Are std::tuple and std::tuple<std::tuple> considered same type by std::vector?

Question

I have a variable defined like this

auto drum = std::make_tuple
          ( std::make_tuple
          ( 0.3f
          , ExampleClass
          , [](ExampleClass& instance) {return instance.eGetter ();}
          )
          );

I expect drum to be a tuple of tuple. (i.e. ((a, b, c))).

And I have another variable defined like this

auto base = std::make_tuple
          ( 0.48f
          , ExampleClass
          , [](ExampleClass& instance) {return instance.eGetter ();}
          );

which I expect to be just a tuple of three elements (i.e (a, b, c))

I also have a vector defined as follows

std::vector<std::tuple<std::tuple< float
                                 , ExampleClass
                                 , std::function<float (ExampleClass&)>
                                 >>> listOfInstruments;

Now if I add drum to listOfInstruments I expect no errors.

Which was indeed the case with listOfInstruments.push_back(drum);

Where I expected an error was here listOfInstuments.push_back(base); but the code compiles just fine.

Since listOfInstruments has type 'tuple of tuples', should't adding just 'tuple' cause some error? Unless both () and (()) are considered same types by std::vector. Or am I completely wrong and there's something else at work here?

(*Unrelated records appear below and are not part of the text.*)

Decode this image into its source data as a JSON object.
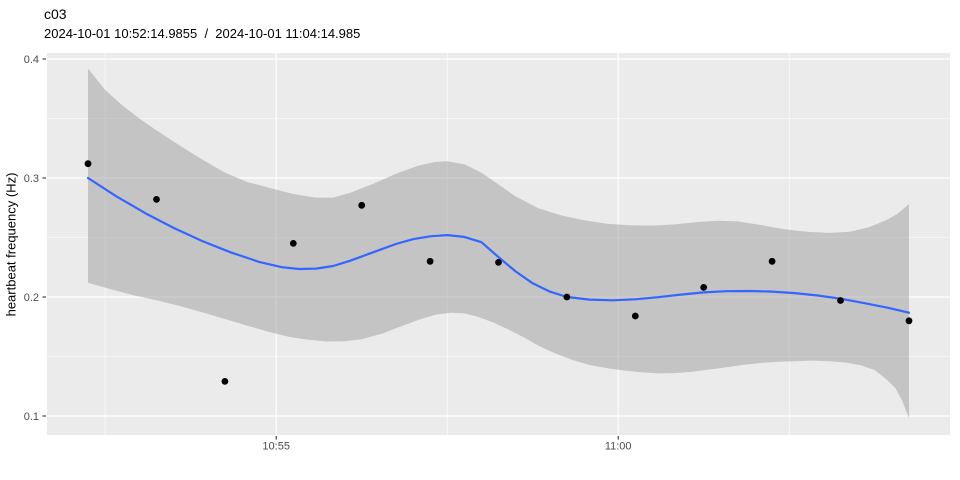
{
  "header": {
    "title": "c03",
    "subtitle": "2024-10-01 10:52:14.9855  /  2024-10-01 11:04:14.985"
  },
  "axes": {
    "y": {
      "label": "heartbeat frequency (Hz)",
      "ticks": [
        0.1,
        0.2,
        0.3,
        0.4
      ],
      "minor_ticks": [
        0.15,
        0.25,
        0.35
      ],
      "domain": [
        0.084,
        0.405
      ]
    },
    "x": {
      "ticks": [
        {
          "label": "10:55",
          "t": 165
        },
        {
          "label": "11:00",
          "t": 465
        }
      ],
      "minor_ticks_t": [
        15,
        315,
        615
      ],
      "domain_t": [
        -36,
        756
      ]
    }
  },
  "chart_data": {
    "type": "scatter",
    "title": "c03",
    "subtitle": "2024-10-01 10:52:14.9855  /  2024-10-01 11:04:14.985",
    "xlabel": "",
    "ylabel": "heartbeat frequency (Hz)",
    "x_tick_labels": [
      "10:55",
      "11:00"
    ],
    "y_tick_labels": [
      "0.1",
      "0.2",
      "0.3",
      "0.4"
    ],
    "ylim": [
      0.084,
      0.405
    ],
    "x_window": [
      "10:52:14.9855",
      "11:04:14.985"
    ],
    "grid": true,
    "legend": false,
    "points": [
      {
        "time": "10:52:15",
        "t": 0,
        "hz": 0.312
      },
      {
        "time": "10:53:15",
        "t": 60,
        "hz": 0.282
      },
      {
        "time": "10:54:15",
        "t": 120,
        "hz": 0.129
      },
      {
        "time": "10:55:15",
        "t": 180,
        "hz": 0.245
      },
      {
        "time": "10:56:15",
        "t": 240,
        "hz": 0.277
      },
      {
        "time": "10:57:15",
        "t": 300,
        "hz": 0.23
      },
      {
        "time": "10:58:15",
        "t": 360,
        "hz": 0.229
      },
      {
        "time": "10:59:15",
        "t": 420,
        "hz": 0.2
      },
      {
        "time": "11:00:15",
        "t": 480,
        "hz": 0.184
      },
      {
        "time": "11:01:15",
        "t": 540,
        "hz": 0.208
      },
      {
        "time": "11:02:15",
        "t": 600,
        "hz": 0.23
      },
      {
        "time": "11:03:15",
        "t": 660,
        "hz": 0.197
      },
      {
        "time": "11:04:15",
        "t": 720,
        "hz": 0.18
      }
    ],
    "smooth": [
      [
        0,
        0.3
      ],
      [
        25,
        0.2845
      ],
      [
        50,
        0.2705
      ],
      [
        75,
        0.258
      ],
      [
        100,
        0.247
      ],
      [
        125,
        0.2375
      ],
      [
        150,
        0.2295
      ],
      [
        170,
        0.225
      ],
      [
        185,
        0.2235
      ],
      [
        200,
        0.2238
      ],
      [
        215,
        0.226
      ],
      [
        230,
        0.2305
      ],
      [
        250,
        0.2375
      ],
      [
        270,
        0.2445
      ],
      [
        285,
        0.2485
      ],
      [
        300,
        0.251
      ],
      [
        315,
        0.252
      ],
      [
        330,
        0.2505
      ],
      [
        345,
        0.246
      ],
      [
        360,
        0.2335
      ],
      [
        375,
        0.2215
      ],
      [
        390,
        0.2115
      ],
      [
        405,
        0.2045
      ],
      [
        420,
        0.2
      ],
      [
        440,
        0.1978
      ],
      [
        460,
        0.1972
      ],
      [
        480,
        0.198
      ],
      [
        500,
        0.1998
      ],
      [
        520,
        0.202
      ],
      [
        540,
        0.2038
      ],
      [
        560,
        0.2048
      ],
      [
        580,
        0.205
      ],
      [
        600,
        0.2045
      ],
      [
        620,
        0.2032
      ],
      [
        640,
        0.2012
      ],
      [
        660,
        0.1985
      ],
      [
        680,
        0.195
      ],
      [
        700,
        0.1912
      ],
      [
        720,
        0.1868
      ]
    ],
    "ribbon_upper": [
      [
        0,
        0.392
      ],
      [
        15,
        0.374
      ],
      [
        30,
        0.361
      ],
      [
        45,
        0.35
      ],
      [
        60,
        0.34
      ],
      [
        80,
        0.3275
      ],
      [
        100,
        0.3155
      ],
      [
        120,
        0.3045
      ],
      [
        140,
        0.2965
      ],
      [
        160,
        0.2915
      ],
      [
        180,
        0.2865
      ],
      [
        200,
        0.2835
      ],
      [
        215,
        0.2835
      ],
      [
        230,
        0.2875
      ],
      [
        250,
        0.295
      ],
      [
        270,
        0.3035
      ],
      [
        290,
        0.3105
      ],
      [
        305,
        0.3135
      ],
      [
        315,
        0.314
      ],
      [
        330,
        0.3115
      ],
      [
        345,
        0.3045
      ],
      [
        360,
        0.2945
      ],
      [
        375,
        0.2845
      ],
      [
        395,
        0.2745
      ],
      [
        415,
        0.2685
      ],
      [
        435,
        0.2645
      ],
      [
        455,
        0.2615
      ],
      [
        475,
        0.2602
      ],
      [
        495,
        0.26
      ],
      [
        515,
        0.261
      ],
      [
        535,
        0.263
      ],
      [
        552,
        0.264
      ],
      [
        570,
        0.2635
      ],
      [
        590,
        0.2605
      ],
      [
        610,
        0.257
      ],
      [
        630,
        0.2548
      ],
      [
        650,
        0.2538
      ],
      [
        668,
        0.2548
      ],
      [
        685,
        0.2585
      ],
      [
        700,
        0.2645
      ],
      [
        710,
        0.27
      ],
      [
        720,
        0.278
      ]
    ],
    "ribbon_lower": [
      [
        0,
        0.212
      ],
      [
        20,
        0.2065
      ],
      [
        40,
        0.2015
      ],
      [
        60,
        0.1972
      ],
      [
        80,
        0.1925
      ],
      [
        100,
        0.1872
      ],
      [
        120,
        0.1815
      ],
      [
        140,
        0.1758
      ],
      [
        160,
        0.1702
      ],
      [
        178,
        0.1662
      ],
      [
        195,
        0.1638
      ],
      [
        210,
        0.1626
      ],
      [
        225,
        0.1628
      ],
      [
        240,
        0.1645
      ],
      [
        258,
        0.1692
      ],
      [
        275,
        0.1755
      ],
      [
        292,
        0.1815
      ],
      [
        305,
        0.1852
      ],
      [
        318,
        0.1868
      ],
      [
        330,
        0.1862
      ],
      [
        342,
        0.1832
      ],
      [
        355,
        0.1788
      ],
      [
        368,
        0.173
      ],
      [
        382,
        0.1662
      ],
      [
        395,
        0.159
      ],
      [
        410,
        0.1525
      ],
      [
        425,
        0.147
      ],
      [
        440,
        0.1428
      ],
      [
        455,
        0.1402
      ],
      [
        470,
        0.1382
      ],
      [
        485,
        0.1368
      ],
      [
        500,
        0.1358
      ],
      [
        515,
        0.136
      ],
      [
        530,
        0.1372
      ],
      [
        545,
        0.139
      ],
      [
        560,
        0.141
      ],
      [
        575,
        0.143
      ],
      [
        590,
        0.1445
      ],
      [
        605,
        0.1455
      ],
      [
        620,
        0.146
      ],
      [
        635,
        0.1465
      ],
      [
        650,
        0.146
      ],
      [
        665,
        0.1448
      ],
      [
        678,
        0.1425
      ],
      [
        690,
        0.1385
      ],
      [
        700,
        0.131
      ],
      [
        708,
        0.1235
      ],
      [
        714,
        0.113
      ],
      [
        720,
        0.098
      ]
    ],
    "colors": {
      "panel_background": "#EBEBEB",
      "gridline": "#FFFFFF",
      "ribbon": "#999999",
      "ribbon_opacity": 0.48,
      "smooth_line": "#3366FF",
      "point": "#000000",
      "tick_text": "#4D4D4D",
      "tick_mark": "#333333"
    }
  }
}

Can't seem to figure it out.

Answer 1

Tuples and vectors are mostly red herrings here. The way that works is simply that push_back, like any function, can perform implicit conversions on its argument, as demonstrated by the following working snippet:

#include <vector>

struct A { };

struct B {
    B(A const &) { }
};

int main() {
    std::vector<B> v;
    v.push_back(A{});
}

Going back to tuple, we can see that it has (among others) a conditionally-explicit constructor (#2 here) which takes references to the tuple's members-to-be:

tuple( const Types&... args );

This constructor is implicit if and only if all of the members have implicit copy constructors, which is the case here (as synthesized constructors are implicit indeed). This means that std::tuple<...> is implicitly convertible to std::tuple<std::tuple<...>>, which is what you're observing.